General Tso was a Chinese General way back in the day. We're not here to read about him... or his chicken. Today we’re going to discuss General Tso's Shrimp. Yes, that's right, shrimp. It's yummy, believe me, and yes, it also causes the same painful side effects that the chicken does.
As we all may or may not know, General Tso's Chicken became the main stable of Chinese-American cuisine soon after its introduction in the 1970's. It can be assumed then, that the shrimp variant was introduced soon after the chicken's ungodly, yet well deserved, success story. the shrimp also looks and tastes just like the chicken, except its shrimp, not chicken. Understand?
General Tso's Shrimp can be purchased at upscale Chinese Restraunts or the better take out places. Would you want to trust the shrimp from that shady place on the corner anyway? I don't care if José the Chinese Chef is also your pharmicist, it's not a good place to buy quality food. No, not even if they have the best cocaine fried rice in town.
If you're unwilling to shell out the $8.95 it takes to buy this dish, or you're trying to impress that certain someone, or just like to create fires in your kitchen that shouldn't happen, then here are a few recipes for you:
Recipe #1: from http://www.kahiki.com/recipe_p3.html
- 1/2 cup Kahiki General Tso's Sauce
- 1 lb. Peeled and deveined shrimp, 21-25 count
- 3 cups Asparagus spears, cut diagonally into 2" pieces
- 1/2 cup Roughly chopped cilantro
- 2 Tbsp. Vegetable oil
- 2 Tbsp. Chinese black beans, chopped fine
- 1/2 cup Cornstarch
1. Whisk egg white, cornstarch, rice wine and salt until smooth paste is achieved. Add black and white sesame seeds. Add shrimp and toss to coat evenly. Marinade for 15 to 30 minutes.
2. Drain shrimp of any excess marinade and toss with the 1/2 c. cornstarch. Dust off excess cornstarch and discard. Deep fry shrimp until crispy. Drain well on absorbent paper and arrange around the perimeter of the serving platter.
3. Using a wok or large sauté pan, coat with oil. Heat on high until oil begins to smoke, approximately one to two minutes.
4. Add black beans, asparagus and bell peppers. Stir-fry lightly until cooked.
5. While continuing to stir-fry, slowly add Kahiki General Tso's Sauce to coat ingredients. Add cilantro.
6. Transfer this mixture to the center of the serving platter, or scallions.
Yield: 5 servings as part of a multi-course meal.
Recipe #2: derived from http://www.echonyc.com/~erich/tso.htmWhich is borrowed from http://recipes.wenzel.net/g/general_tsos_chicken_peng_teng.html
- 1- 1 1/2 lbs. peeled Shrimp
- 1/2 cup Soy Sauce
- 1/2 cup Distilled white vinegar
- 1 cl Garlic; minced
- 1 ts Ginger root; Peeled & minced
- 1 ts Cornstarch
- 1 lg Egg; beaten lightly
- 1/3 cup Corn Oil
- 4 Dried hot chilis; seeded (aka Peppers of death)
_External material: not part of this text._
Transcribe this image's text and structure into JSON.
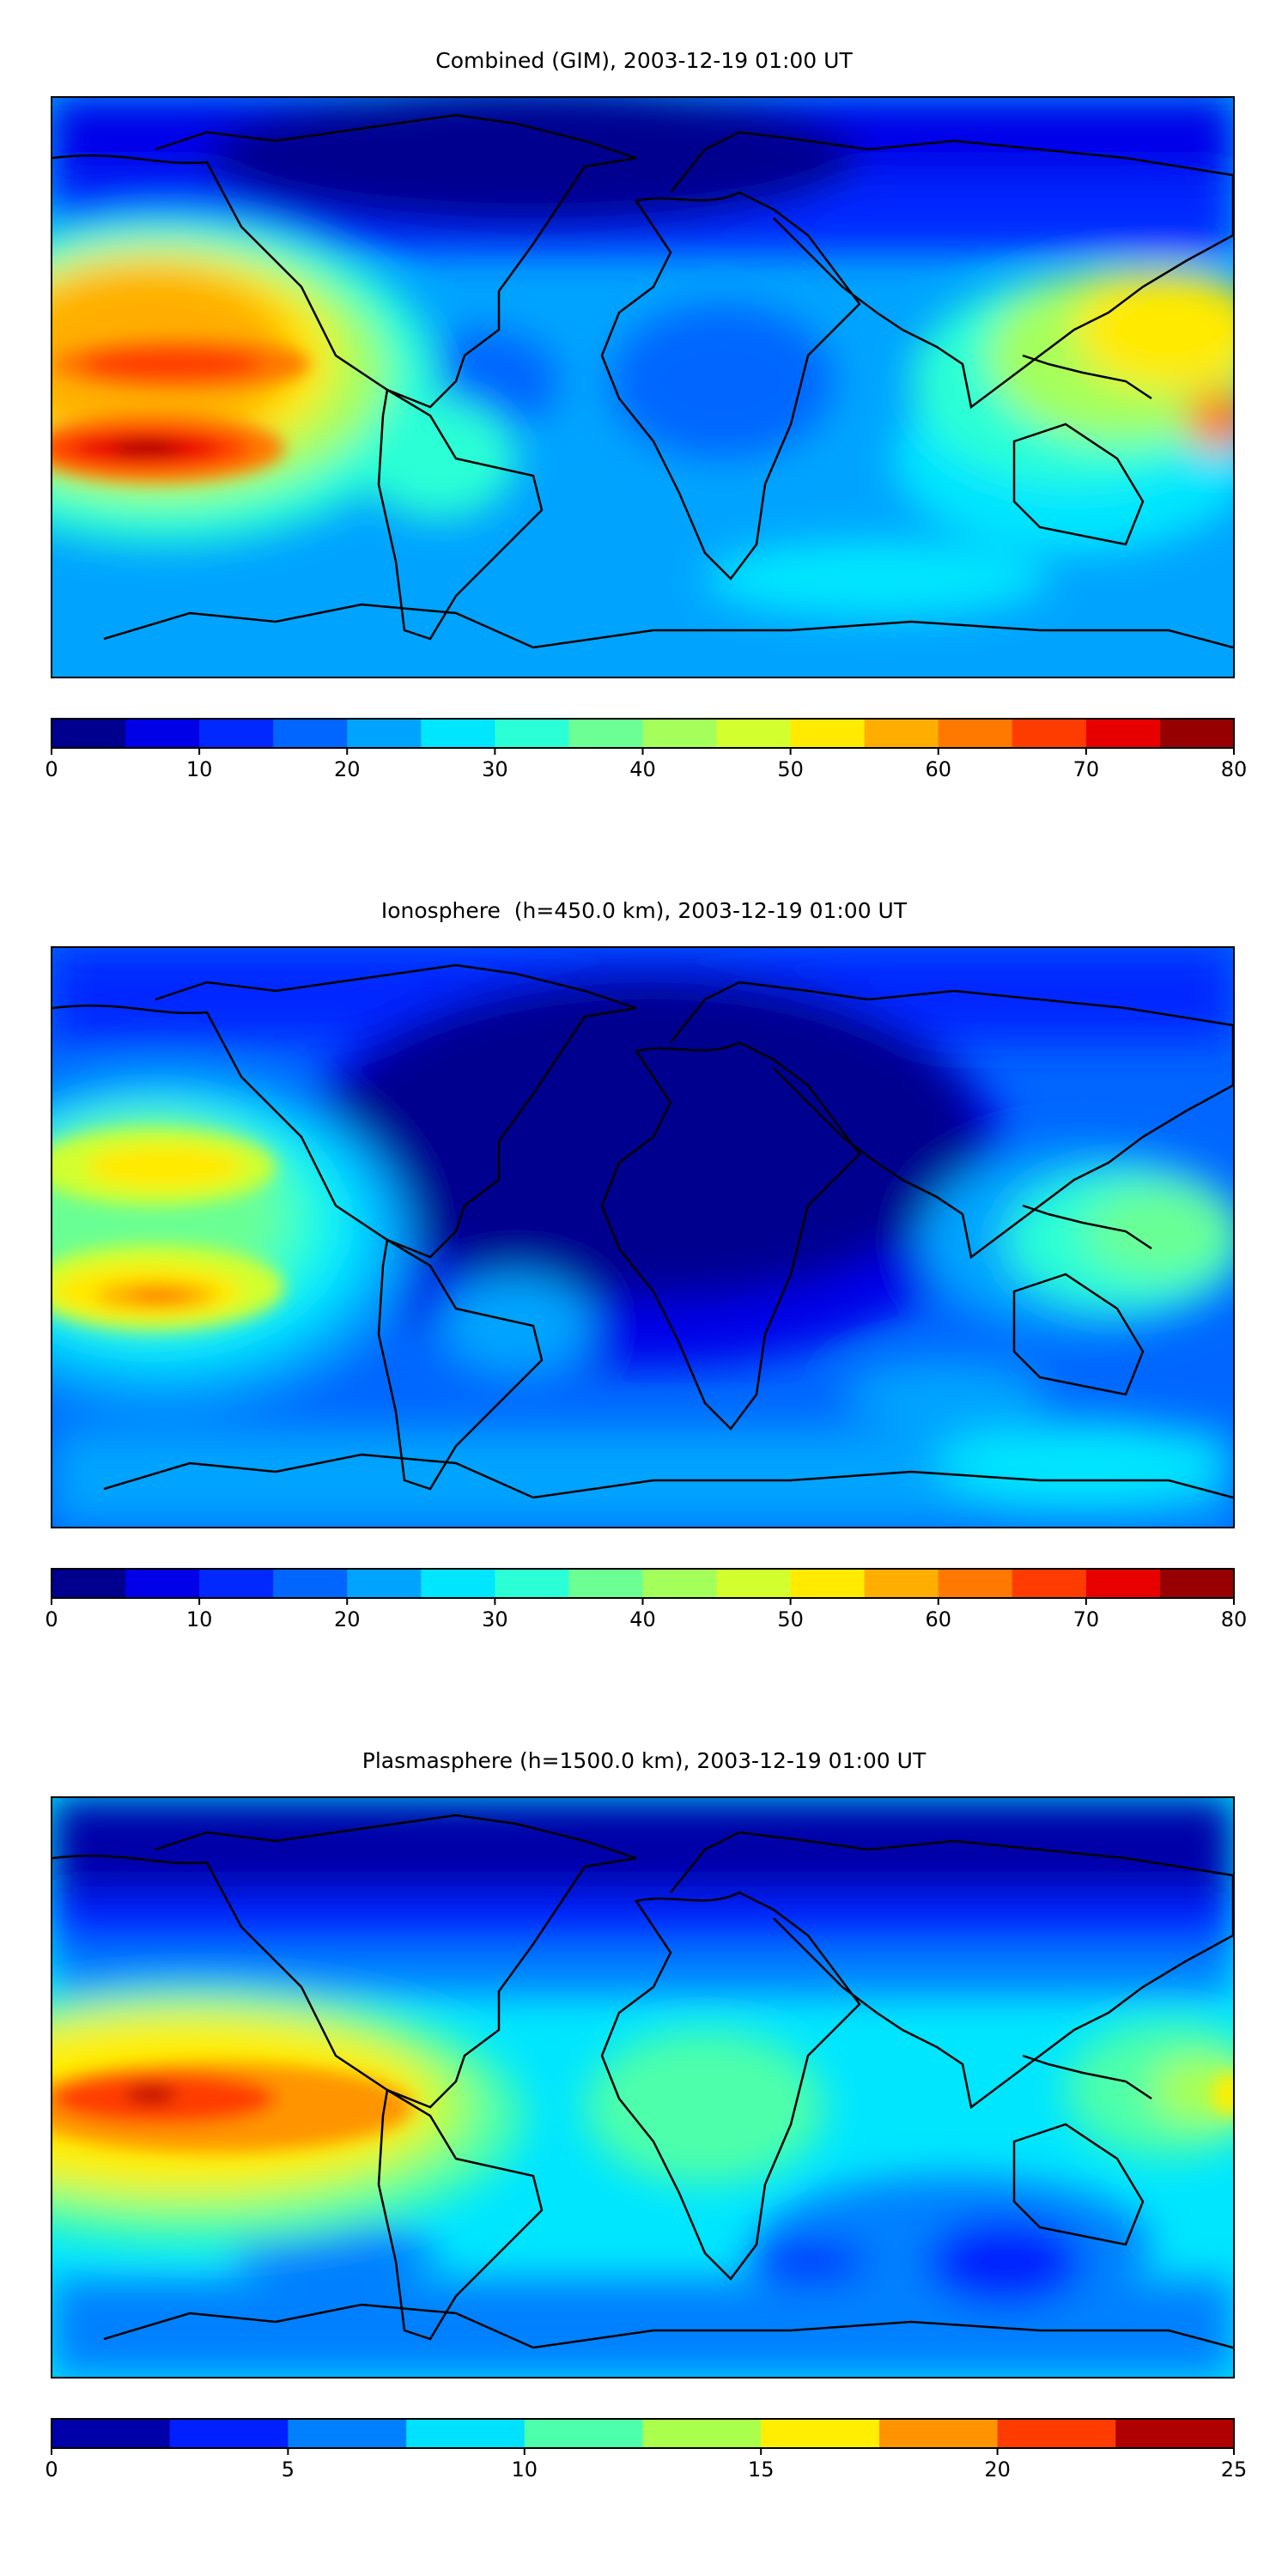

1. In a bowl combine the soy sauce, vinegar, 1/2 c water, the garlic and ginger root.
2. In another bowl, combine the egg and cornstarch and dip the shrimp. Heat the oil in a wok or deep, heavy skillet until very hot, add the shrimp and fry it for 4 to 6 minutes, or until it is crisp. Transfer the shrimp with tongs to paper towels to drain and pour off all but 1 T of the oil from the wok. Add the soy sauce mixture, the chili peppers and the chicken and cook the mixture over moderately high heat for 2 minutes, or until heated through.
3. Transfer it to a heated serving dish. Serves 4.
Use your own discretions when choosing which recipe to use. I am a poor college student and can't afford decent notebooks let alone the ingredients needed for the recipies, so I haven't tried them. I just get my Chinese food from either this place called Panda or this place across the street from Panda called Danny's. You can probably pick up Kahiki sauces at your local grocery or specialties store. General Tso's shrimp is best served with white or wild rice with an egg or shrimp roll on the side. I suggest doing so. The first recipe leaves out peppers of death, which may or may not be a good thing depending on your personal preference/death wish. The shrimp is also replacable with almost any meat, chicken, for example. Other General Tso's variations you may want to try are beef, lobster, duck, pork, venison, or even tofu, depending on what you like. For you Aussies, the echonyc.com site suggests kangaroo, and for everyone whose sister is their mother, squirrel is also advised.